Variance-Reduced $(\varepsilon,δ)-$Unlearning using Forget Set Gradients
Martin Van Waerebeke, Marco Lorenzi, Kevin Scaman, El Mahdi El Mhamdi, Giovanni Neglia
TL;DR
This paper introduces Variance-Reduced Unlearning (VRU), a first-order algorithm that directly incorporates forget-set gradients into the unlearning update while guaranteeing $(\varepsilon,\delta)$-unlearning for strongly convex losses. VRU achieves a variance-reduced stochastic gradient estimator anchored at the pre-trained optimum $\theta^*$, enabling a projected SGD phase to quickly reach $\theta^*_r$ and a final Gaussian mechanism to satisfy the privacy guarantee.
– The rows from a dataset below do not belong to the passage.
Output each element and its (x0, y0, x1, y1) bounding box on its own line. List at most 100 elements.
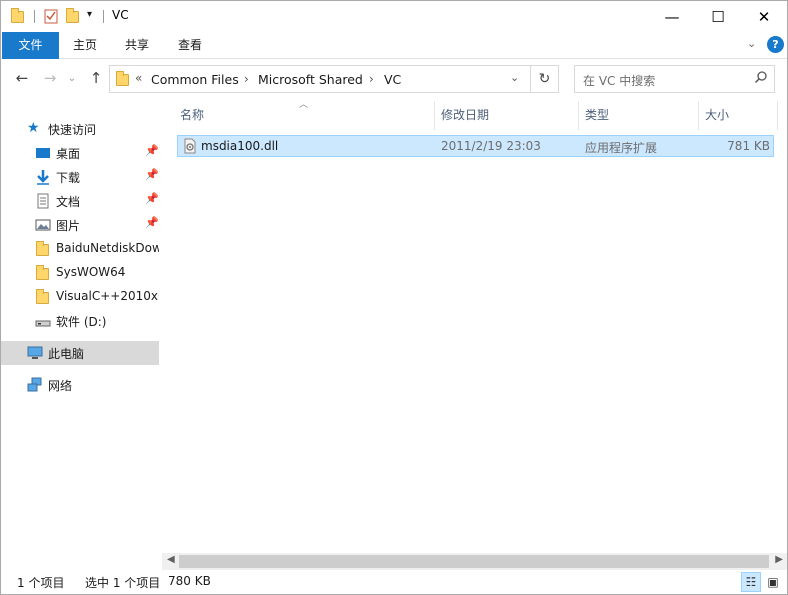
nav-item-label: VisualC++2010x64 (56, 289, 159, 303)
chevron-down-icon: ⌄ (67, 72, 77, 84)
column-header-type[interactable]: 类型 (579, 101, 698, 130)
nav-this-pc-label: 此电脑 (48, 347, 85, 361)
maximize-icon: ☐ (711, 7, 725, 26)
window-title: VC (112, 8, 129, 22)
pin-icon[interactable]: 📌 (145, 168, 159, 181)
column-header-modified[interactable]: 修改日期 (435, 101, 578, 130)
qat-separator (103, 10, 104, 23)
expand-ribbon-icon[interactable]: ⌄ (747, 37, 756, 50)
breadcrumb-separator[interactable]: › (244, 72, 249, 86)
search-icon[interactable] (754, 70, 768, 88)
desktop-icon (35, 145, 51, 161)
breadcrumb-microsoft-shared[interactable]: Microsoft Shared (258, 72, 363, 87)
scroll-right-icon[interactable]: ▶ (775, 554, 783, 565)
nav-network[interactable]: 网络 (1, 373, 159, 397)
folder-icon (35, 265, 51, 281)
status-item-count: 1 个项目 (17, 576, 65, 590)
document-icon (35, 193, 51, 209)
properties-icon[interactable] (43, 8, 59, 24)
scrollbar-thumb[interactable] (179, 555, 769, 568)
drive-icon (35, 313, 51, 329)
nav-item-documents[interactable]: 文档 📌 (1, 189, 159, 213)
file-type: 应用程序扩展 (585, 141, 658, 155)
nav-item-label: 文档 (56, 195, 81, 209)
pin-icon[interactable]: 📌 (145, 216, 159, 229)
column-header-name[interactable]: 名称 (174, 101, 434, 130)
nav-item-label: SysWOW64 (56, 265, 126, 279)
dll-file-icon (182, 138, 198, 154)
nav-item-downloads[interactable]: 下载 📌 (1, 165, 159, 189)
file-name: msdia100.dll (201, 139, 279, 153)
breadcrumb-common-files[interactable]: Common Files (151, 72, 239, 87)
tab-file[interactable]: 文件 (2, 32, 59, 59)
nav-item-label: 软件 (D:) (56, 315, 107, 329)
download-icon (35, 169, 51, 185)
search-box[interactable]: 在 VC 中搜索 (574, 65, 775, 93)
refresh-button[interactable]: ↻ (531, 65, 559, 93)
nav-quick-access-label: 快速访问 (48, 123, 97, 137)
address-bar[interactable]: « Common Files › Microsoft Shared › VC ⌄ (109, 65, 531, 93)
file-row[interactable]: msdia100.dll 2011/2/19 23:03 应用程序扩展 781 … (177, 135, 774, 157)
nav-item-label: BaiduNetdiskDow (56, 241, 159, 255)
column-divider[interactable] (777, 101, 778, 130)
help-icon[interactable]: ? (767, 36, 784, 53)
status-selected-count: 选中 1 个项目 (85, 576, 161, 590)
computer-icon (27, 345, 43, 361)
forward-arrow-icon: → (43, 69, 57, 87)
back-arrow-icon: ← (15, 69, 29, 87)
navigation-pane: ★ 快速访问 桌面 📌 下载 📌 文档 📌 图片 📌 BaiduNetdiskD… (1, 101, 161, 571)
tab-share[interactable]: 共享 (113, 32, 161, 59)
nav-item-folder[interactable]: SysWOW64 (1, 261, 159, 285)
nav-item-drive-d[interactable]: 软件 (D:) (1, 309, 159, 333)
folder-icon (10, 8, 26, 24)
tab-home[interactable]: 主页 (61, 32, 109, 59)
picture-icon (35, 217, 51, 233)
recent-locations-button[interactable]: ⌄ (61, 67, 83, 89)
close-button[interactable]: ✕ (741, 1, 787, 32)
pin-icon[interactable]: 📌 (145, 192, 159, 205)
breadcrumb-separator[interactable]: › (369, 72, 374, 86)
close-icon: ✕ (757, 7, 771, 26)
details-view-icon: ☷ (745, 575, 757, 589)
tab-view[interactable]: 查看 (166, 32, 214, 59)
back-button[interactable]: ← (11, 67, 33, 89)
nav-quick-access[interactable]: ★ 快速访问 (1, 117, 159, 141)
column-header-size[interactable]: 大小 (699, 101, 777, 130)
nav-item-desktop[interactable]: 桌面 📌 (1, 141, 159, 165)
customize-qat-icon[interactable]: ▾ (87, 9, 103, 25)
new-folder-icon[interactable] (65, 8, 81, 24)
up-button[interactable]: ↑ (85, 67, 107, 89)
nav-item-label: 桌面 (56, 147, 81, 161)
qat-separator (34, 10, 35, 23)
forward-button[interactable]: → (39, 67, 61, 89)
horizontal-scrollbar[interactable]: ◀ ▶ (162, 553, 787, 570)
large-icons-view-icon: ▣ (767, 575, 779, 589)
search-placeholder: 在 VC 中搜索 (583, 74, 656, 88)
details-view-button[interactable]: ☷ (741, 572, 761, 592)
explorer-window: ▾ VC — ☐ ✕ 文件 主页 共享 查看 ⌄ ? ← → ⌄ ↑ « Com… (0, 0, 788, 595)
scroll-left-icon[interactable]: ◀ (167, 554, 175, 565)
folder-icon (35, 241, 51, 257)
nav-item-label: 图片 (56, 219, 81, 233)
minimize-icon: — (664, 7, 680, 26)
nav-item-folder[interactable]: BaiduNetdiskDow (1, 237, 159, 261)
maximize-button[interactable]: ☐ (695, 1, 741, 32)
address-dropdown-icon[interactable]: ⌄ (510, 71, 519, 84)
nav-item-folder[interactable]: VisualC++2010x64 (1, 285, 159, 309)
minimize-button[interactable]: — (649, 1, 695, 32)
file-modified: 2011/2/19 23:03 (441, 139, 541, 153)
overflow-icon[interactable]: « (135, 71, 142, 85)
ribbon-tabs: 文件 主页 共享 查看 ⌄ ? (1, 32, 787, 59)
title-bar: ▾ VC — ☐ ✕ (1, 1, 787, 32)
nav-network-label: 网络 (48, 379, 73, 393)
large-icons-view-button[interactable]: ▣ (763, 572, 783, 592)
status-bar: 1 个项目 选中 1 个项目 780 KB (1, 571, 787, 594)
nav-item-pictures[interactable]: 图片 📌 (1, 213, 159, 237)
breadcrumb-vc[interactable]: VC (384, 72, 401, 87)
status-selected-size: 780 KB (168, 574, 211, 588)
network-icon (27, 377, 43, 393)
up-arrow-icon: ↑ (89, 69, 103, 87)
pin-icon[interactable]: 📌 (145, 144, 159, 157)
nav-this-pc[interactable]: 此电脑 (1, 341, 159, 365)
nav-item-label: 下载 (56, 171, 81, 185)
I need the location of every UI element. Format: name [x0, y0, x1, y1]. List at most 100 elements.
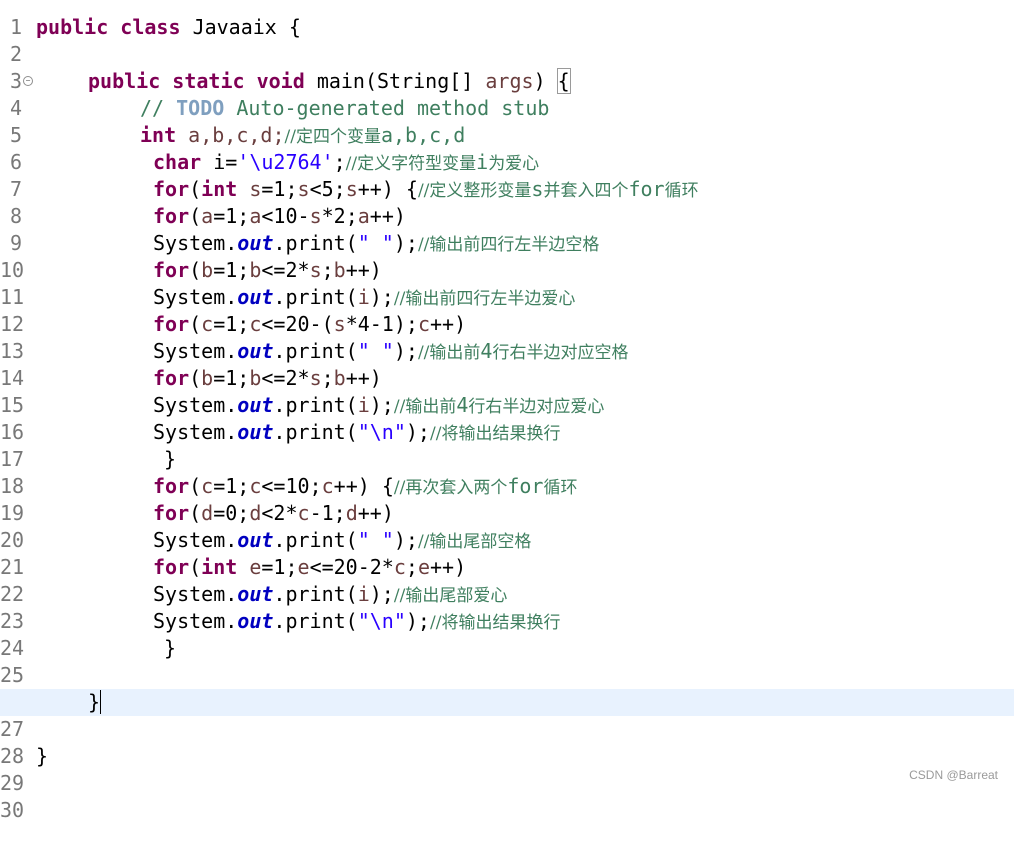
code-text: // TODO Auto-generated method stub [140, 95, 549, 122]
code-line-3[interactable]: 3 [0, 41, 1014, 93]
assignment: i= [201, 150, 238, 174]
method-call: .print( [273, 420, 358, 444]
variable: i [357, 582, 370, 606]
keyword: public [88, 69, 161, 93]
code-text: } [164, 446, 176, 473]
code-line-24[interactable]: 24 System.out.print("\n");//将输出结果换行 [0, 608, 1014, 660]
code-line-1[interactable]: 1 [0, 0, 1014, 39]
variable: b [333, 366, 346, 390]
punctuation: ( [189, 312, 202, 336]
variables: a,b,c,d; [176, 123, 285, 147]
code-line-22[interactable]: 22 for(int e=1;e<=20-2*c;e++) [0, 554, 1014, 606]
code-text: for(c=1;c<=10;c++) {//再次套入两个for循环 [153, 473, 577, 502]
comment: for [507, 474, 544, 498]
fold-collapse-icon[interactable]: − [23, 76, 33, 86]
class-ref: System. [153, 420, 238, 444]
comment: //将输出结果换行 [429, 613, 561, 633]
code-line-26[interactable]: 26 [0, 662, 1014, 714]
comment: i [476, 150, 489, 174]
code-line-9[interactable]: 9 for(a=1;a<10-s*2;a++) [0, 203, 1014, 255]
code-line-27-current[interactable]: 27 } [0, 689, 1014, 741]
expression: ++) [345, 258, 382, 282]
code-line-11[interactable]: 11 for(b=1;b<=2*s;b++) [0, 257, 1014, 309]
expression: =1; [261, 555, 298, 579]
code-line-23[interactable]: 23 System.out.print(i);//输出尾部爱心 [0, 581, 1014, 633]
code-line-17[interactable]: 17 System.out.print("\n");//将输出结果换行 [0, 419, 1014, 471]
expression: =0; [213, 501, 250, 525]
static-field: out [237, 339, 274, 363]
matching-bracket: { [556, 68, 571, 94]
closing-brace: } [164, 447, 177, 471]
string-literal: " " [357, 528, 394, 552]
keyword: int [201, 555, 238, 579]
closing-brace: } [88, 690, 101, 714]
code-line-7[interactable]: 7 char i='\u2764';//定义字符型变量i为爱心 [0, 149, 1014, 201]
keyword: static [172, 69, 245, 93]
code-line-4[interactable]: 4 − public static void main(String[] arg… [0, 68, 1014, 120]
code-line-20[interactable]: 20 for(d=0;d<2*c-1;d++) [0, 500, 1014, 552]
code-line-6[interactable]: 6 int a,b,c,d;//定四个变量a,b,c,d [0, 122, 1014, 174]
static-field: out [237, 420, 274, 444]
code-editor[interactable]: 1 2 public class Javaaix { 3 4 − public … [0, 0, 1014, 822]
punctuation: ); [393, 231, 418, 255]
expression: ++) [429, 312, 467, 336]
code-text: System.out.print("\n");//将输出结果换行 [153, 608, 560, 637]
variable: s [309, 366, 322, 390]
expression: <=20-( [261, 312, 334, 336]
line-number: 30 [0, 798, 25, 822]
variable: e [297, 555, 310, 579]
punctuation: ); [393, 528, 418, 552]
code-line-28[interactable]: 28 [0, 716, 1014, 768]
code-text: public class Javaaix { [36, 14, 301, 41]
expression: ; [321, 258, 334, 282]
expression: =1; [213, 474, 250, 498]
variable: c [417, 312, 430, 336]
keyword: for [153, 474, 190, 498]
code-line-12[interactable]: 12 System.out.print(i);//输出前四行左半边爱心 [0, 284, 1014, 336]
code-line-25[interactable]: 25 } [0, 635, 1014, 687]
code-line-5[interactable]: 5 // TODO Auto-generated method stub [0, 95, 1014, 147]
code-text: System.out.print(" ");//输出前四行左半边空格 [153, 230, 599, 259]
variable: s [333, 312, 346, 336]
comment: //输出前四行左半边爱心 [393, 289, 576, 309]
code-line-21[interactable]: 21 System.out.print(" ");//输出尾部空格 [0, 527, 1014, 579]
method-call: .print( [273, 528, 358, 552]
code-line-29[interactable]: 29 } [0, 743, 1014, 795]
keyword: char [153, 150, 202, 174]
expression: <=10; [261, 474, 322, 498]
code-line-10[interactable]: 10 System.out.print(" ");//输出前四行左半边空格 [0, 230, 1014, 282]
code-text: System.out.print(" ");//输出前4行右半边对应空格 [153, 338, 628, 367]
code-line-15[interactable]: 15 for(b=1;b<=2*s;b++) [0, 365, 1014, 417]
code-line-30[interactable]: 30 [0, 770, 1014, 822]
code-text: System.out.print(i);//输出尾部爱心 [153, 581, 507, 610]
punctuation: ); [405, 609, 430, 633]
punctuation: ); [393, 339, 418, 363]
variable: e [249, 555, 262, 579]
code-line-16[interactable]: 16 System.out.print(i);//输出前4行右半边对应爱心 [0, 392, 1014, 444]
code-line-8[interactable]: 8 for(int s=1;s<5;s++) {//定义整形变量s并套入四个fo… [0, 176, 1014, 228]
keyword: class [120, 15, 181, 39]
code-line-14[interactable]: 14 System.out.print(" ");//输出前4行右半边对应空格 [0, 338, 1014, 390]
variable: s [309, 258, 322, 282]
code-line-18[interactable]: 18 } [0, 446, 1014, 498]
static-field: out [237, 582, 274, 606]
code-text: for(b=1;b<=2*s;b++) [153, 257, 382, 284]
variable: b [201, 366, 214, 390]
variable: b [249, 366, 262, 390]
comment: //输出尾部爱心 [393, 586, 508, 606]
expression: <=20-2* [309, 555, 394, 579]
variable: c [201, 312, 214, 336]
variable: c [297, 501, 310, 525]
code-line-13[interactable]: 13 for(c=1;c<=20-(s*4-1);c++) [0, 311, 1014, 363]
expression: -1; [309, 501, 346, 525]
expression: <=2* [261, 366, 310, 390]
expression: *2; [321, 204, 358, 228]
variable: d [201, 501, 214, 525]
expression: ++) [345, 366, 382, 390]
string-literal: "\n" [357, 609, 406, 633]
keyword: int [140, 123, 177, 147]
code-text: System.out.print(i);//输出前四行左半边爱心 [153, 284, 575, 313]
variable: a [249, 204, 262, 228]
code-line-19[interactable]: 19 for(c=1;c<=10;c++) {//再次套入两个for循环 [0, 473, 1014, 525]
code-line-2[interactable]: 2 public class Javaaix { [0, 14, 1014, 66]
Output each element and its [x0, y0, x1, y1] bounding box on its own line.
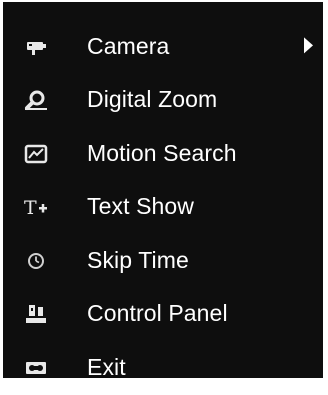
context-menu: Camera Digital Zoom Motion Search T Text…	[3, 2, 323, 380]
control-panel-icon	[23, 303, 49, 325]
text-show-icon: T	[23, 196, 49, 218]
menu-item-label: Camera	[87, 32, 170, 59]
menu-item-label: Text Show	[87, 193, 195, 220]
menu-item-skip-time[interactable]: Skip Time	[3, 234, 323, 288]
menu-item-label: Exit	[87, 353, 126, 380]
magnifier-icon	[23, 89, 49, 111]
menu-item-label: Digital Zoom	[87, 86, 218, 113]
camera-icon	[23, 36, 49, 58]
clock-icon	[23, 250, 49, 272]
menu-item-digital-zoom[interactable]: Digital Zoom	[3, 74, 323, 128]
menu-item-exit[interactable]: Exit	[3, 341, 323, 395]
motion-search-icon	[23, 143, 49, 165]
menu-item-label: Motion Search	[87, 139, 237, 166]
menu-item-motion-search[interactable]: Motion Search	[3, 127, 323, 181]
menu-item-camera[interactable]: Camera	[3, 20, 323, 74]
menu-item-text-show[interactable]: T Text Show	[3, 181, 323, 235]
exit-icon	[23, 357, 49, 379]
submenu-arrow-icon	[304, 37, 313, 54]
menu-item-label: Skip Time	[87, 246, 189, 273]
svg-text:T: T	[24, 197, 37, 218]
menu-item-label: Control Panel	[87, 300, 228, 327]
menu-item-control-panel[interactable]: Control Panel	[3, 288, 323, 342]
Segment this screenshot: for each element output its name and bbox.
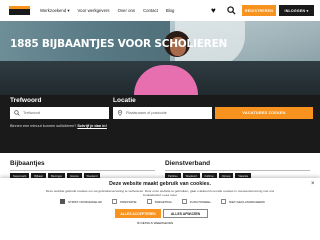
cookie-banner: Deze website maakt gebruik van cookies. … — [0, 178, 320, 240]
keyword-label: Trefwoord — [10, 97, 42, 104]
cookie-option-label: PRESTATIE — [120, 199, 137, 204]
cookie-body: Deze website gebruikt cookies om uw gebr… — [45, 189, 275, 197]
location-placeholder: Plaatsnaam of postcode — [126, 111, 167, 115]
show-details-link[interactable]: ⚙ DETAILS WEERGEVEN — [137, 221, 173, 225]
cookie-title: Deze website maakt gebruik van cookies. — [109, 181, 211, 187]
section-title-bijbaantjes: Bijbaantjes — [10, 160, 45, 167]
section-title-dienstverband: Dienstverband — [165, 160, 211, 167]
cookie-option-label: STRIKT NOODZAKELIJK — [68, 199, 103, 204]
search-vacancies-button[interactable]: VACATURES ZOEKEN — [215, 107, 313, 119]
nav-link-werkzoekend[interactable]: Werkzoekend ▾ — [40, 8, 70, 14]
location-pin-icon — [117, 110, 123, 116]
nav-link-contact[interactable]: Contact — [143, 8, 158, 13]
search-icon[interactable] — [227, 6, 236, 15]
cookie-option-label: TARGETING — [154, 199, 172, 204]
location-label: Locatie — [113, 97, 136, 104]
cookie-option-unclassified[interactable]: NIET-GECLASSIFICEERD — [220, 199, 265, 204]
checkbox[interactable] — [146, 199, 152, 204]
site-logo[interactable] — [9, 6, 30, 15]
accept-all-button[interactable]: ALLES ACCEPTEREN — [115, 209, 161, 218]
favorites-heart-icon[interactable]: ♥ — [211, 6, 216, 15]
cookie-option-targeting[interactable]: TARGETING — [146, 199, 172, 204]
nav-link-over-ons[interactable]: Over ons — [118, 8, 135, 13]
search-icon — [14, 110, 20, 116]
location-input[interactable]: Plaatsnaam of postcode — [113, 107, 212, 119]
checkbox[interactable] — [181, 199, 187, 204]
section-divider — [165, 170, 310, 171]
signup-hint-text: Binnen een minuut kunnen solliciteren? — [10, 124, 77, 128]
checkbox[interactable] — [220, 199, 226, 204]
keyword-placeholder: Trefwoord — [23, 111, 40, 115]
nav-links: Werkzoekend ▾ Voor werkgevers Over ons C… — [40, 0, 174, 21]
close-icon[interactable]: × — [311, 181, 315, 187]
cookie-option-strictly-necessary[interactable]: STRIKT NOODZAKELIJK — [60, 199, 102, 204]
signup-hint: Binnen een minuut kunnen solliciteren? S… — [10, 124, 107, 128]
nav-link-blog[interactable]: Blog — [166, 8, 175, 13]
cookie-options: STRIKT NOODZAKELIJK PRESTATIE TARGETING … — [60, 199, 265, 204]
top-navbar: Werkzoekend ▾ Voor werkgevers Over ons C… — [0, 0, 320, 21]
checkbox[interactable] — [112, 199, 118, 204]
signup-link[interactable]: Schrijf je dan in! — [77, 124, 107, 128]
section-divider — [10, 170, 155, 171]
cookie-option-label: NIET-GECLASSIFICEERD — [228, 199, 265, 204]
keyword-input[interactable]: Trefwoord — [10, 107, 109, 119]
cookie-option-performance[interactable]: PRESTATIE — [112, 199, 137, 204]
decline-all-button[interactable]: ALLES AFWIJZEN — [163, 209, 208, 218]
login-button[interactable]: INLOGGEN ▾ — [279, 5, 314, 16]
nav-link-werkgevers[interactable]: Voor werkgevers — [78, 8, 110, 13]
cookie-option-functional[interactable]: FUNCTIONEEL — [181, 199, 211, 204]
register-button[interactable]: REGISTREREN — [242, 5, 276, 16]
hero-banner: 1885 BIJBAANTJES VOOR SCHOLIEREN — [0, 21, 320, 95]
cookie-option-label: FUNCTIONEEL — [189, 199, 211, 204]
hero-title: 1885 BIJBAANTJES VOOR SCHOLIEREN — [10, 38, 228, 50]
checkbox[interactable] — [60, 199, 65, 204]
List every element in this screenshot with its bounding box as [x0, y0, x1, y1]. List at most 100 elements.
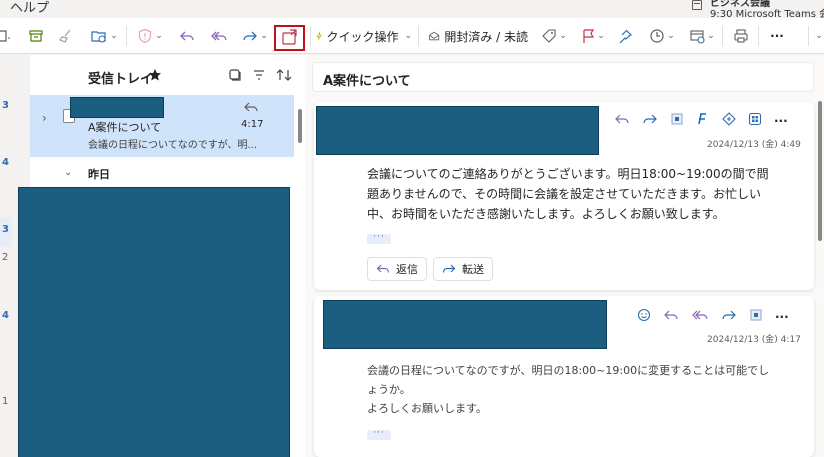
reply-all-icon[interactable] [691, 308, 709, 325]
pin-button[interactable] [614, 24, 636, 48]
group-header-yesterday[interactable]: ⌄ 昨日 [30, 157, 294, 187]
chevron-down-icon: ⌄ [110, 31, 118, 41]
message-card: ··· 2024/12/13 (金) 4:49 会議についてのご連絡ありがとうご… [314, 102, 814, 290]
move-icon-partial[interactable]: ⌄ [0, 24, 14, 48]
svg-text:⌄: ⌄ [6, 32, 10, 41]
read-unread-button[interactable]: 開封済み / 未読 [428, 24, 528, 48]
reply-label: 返信 [396, 263, 418, 276]
message-list-scrollbar[interactable] [298, 109, 302, 143]
message-list-header: 受信トレイ [30, 55, 305, 95]
select-mode-icon[interactable] [228, 68, 242, 85]
teams-share-icon[interactable] [670, 112, 684, 129]
lightning-icon [316, 32, 322, 40]
filter-icon[interactable] [252, 68, 266, 85]
toolbar-divider [722, 26, 723, 46]
message-actions: ··· [614, 112, 788, 129]
chevron-right-icon[interactable]: › [42, 111, 47, 125]
folder-title: 受信トレイ [88, 72, 154, 87]
chevron-down-icon: ⌄ [404, 31, 412, 41]
reply-pill-button[interactable]: 返信 [367, 257, 427, 281]
shield-icon [139, 28, 152, 44]
clock-icon [650, 29, 664, 43]
message-actions: ··· [637, 308, 789, 325]
unread-count: 4 [2, 310, 9, 321]
reading-pane: A案件について ··· 2024/12/13 (金) 4:49 会議についてのご… [305, 55, 824, 457]
unread-count: 2 [2, 252, 9, 263]
flag-button[interactable]: ⌄ [578, 24, 608, 48]
rules-button[interactable]: ⌄ [686, 24, 718, 48]
toolbar-divider [310, 26, 311, 46]
report-button[interactable]: ⌄ [134, 24, 166, 48]
redacted-sender-info [316, 106, 599, 155]
snooze-button[interactable]: ⌄ [646, 24, 678, 48]
chevron-down-icon: ⌄ [597, 31, 605, 41]
tag-icon [542, 29, 556, 43]
quick-action-label: クイック操作 [326, 29, 399, 44]
message-preview: 会議の日程についてなのですが、明... [88, 140, 258, 151]
message-body-line: 会議の日程についてなのですが、明日の18:00~19:00に変更することは可能で… [367, 364, 770, 377]
toolbar-divider [418, 26, 419, 46]
help-tab[interactable]: ヘルプ [10, 0, 49, 16]
move-to-button[interactable]: ⌄ [88, 24, 120, 48]
envelope-open-icon [429, 31, 440, 41]
loop-icon[interactable] [696, 112, 710, 129]
chevron-down-icon: ⌄ [559, 31, 567, 41]
reply-all-button[interactable] [208, 24, 230, 48]
read-unread-label: 開封済み / 未読 [444, 29, 528, 44]
message-body-line: 題ありませんので、その時間に会議を設定させていただきます。お忙しい [367, 187, 761, 201]
favorite-star-icon[interactable] [148, 68, 162, 85]
sweep-button[interactable] [56, 24, 76, 48]
chevron-down-icon[interactable]: ⌄ [64, 167, 72, 178]
more-actions-icon[interactable]: ··· [774, 114, 788, 128]
meeting-reminder[interactable]: ビジネス会議 9:30 Microsoft Teams 会議 [692, 0, 824, 20]
translate-icon[interactable] [722, 112, 736, 129]
toolbar-divider [126, 26, 127, 46]
forward-label: 転送 [462, 263, 484, 276]
message-list-item-selected[interactable]: › A案件について 4:17 会議の日程についてなのですが、明... [30, 95, 294, 157]
reply-icon[interactable] [614, 112, 630, 129]
archive-button[interactable] [26, 24, 46, 48]
forward-icon[interactable] [642, 112, 658, 129]
categorize-button[interactable]: ⌄ [538, 24, 570, 48]
unread-count: 3 [2, 100, 9, 111]
message-body-line: 会議についてのご連絡ありがとうございます。明日18:00~19:00の間で問 [367, 167, 769, 181]
reply-icon [180, 31, 194, 41]
redacted-sender-info [323, 300, 607, 349]
forward-pill-button[interactable]: 転送 [433, 257, 493, 281]
apps-icon[interactable] [748, 112, 762, 129]
forward-icon [442, 264, 456, 273]
more-options-button[interactable]: ··· [766, 24, 788, 48]
message-body-line: よろしくお願いします。 [367, 402, 487, 415]
redacted-message-list-area [18, 187, 290, 457]
printer-icon [734, 29, 748, 43]
reading-pane-scrollbar[interactable] [818, 101, 822, 241]
reply-icon[interactable] [663, 308, 679, 325]
share-icon [282, 29, 297, 45]
reply-icon [376, 264, 390, 273]
group-label: 昨日 [88, 168, 110, 181]
teams-share-icon[interactable] [749, 308, 763, 325]
quick-action-button[interactable]: クイック操作 ⌄ [316, 24, 412, 48]
reply-button[interactable] [176, 24, 198, 48]
print-button[interactable] [730, 24, 752, 48]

Theoretical results establish a convergence rate of $\tilde{\mathcal{O}}\left( \kappa_{\ell}^3 \big(1 + d\kappa_{\epsilon,\delta}^2 \log(1/\delta)\big) \frac{e_0}{e} \left(\frac{r_f}{1-r_f}\right)^2 \right)$, improving over prior $(\varepsilon,\delta)$-unlearning methods with a $\mathcal{O}(1/e^2)$ dependence and outperforming any forget-set-free method in a low-error regime as $r_f\to 0$. Empirical results on logistic regression with the Digit dataset show consistent gains over certified and empirical baselines, with VRU achieving the lowest excess risk for small forget fractions and the best privacy-utility trade-offs under a fixed computational budget. Overall, VRU bridges certified unlearning with forgetting-set exploitation, offering faster convergence and stronger guarantees in practical unlearning scenarios.
Abstract
In machine unlearning, $(\varepsilon,δ)-$unlearning is a popular framework that provides formal guarantees on the effectiveness of the removal of a subset of training data, the forget set, from a trained model. For strongly convex objectives, existing first-order methods achieve $(\varepsilon,δ)-$unlearning, but they only use the forget set to calibrate injected noise, never as a direct optimization signal. In contrast, efficient empirical heuristics often exploit the forget samples (e.g., via gradient ascent) but come with no formal unlearning guarantees. We bridge this gap by presenting the Variance-Reduced Unlearning (VRU) algorithm. To the best of our knowledge, VRU is the first first-order algorithm that directly includes forget set gradients in its update rule, while provably satisfying ($(\varepsilon,δ)-$unlearning. We establish the convergence of VRU and show that incorporating the forget set yields strictly improved rates, i.e. a better dependence on the achieved error compared to existing first-order $(\varepsilon,δ)-$unlearning methods. Moreover, we prove that, in a low-error regime, VRU asymptotically outperforms any first-order method that ignores the forget set.Experiments corroborate our theory, showing consistent gains over both state-of-the-art certified unlearning methods and over empirical baselines that explicitly leverage the forget set.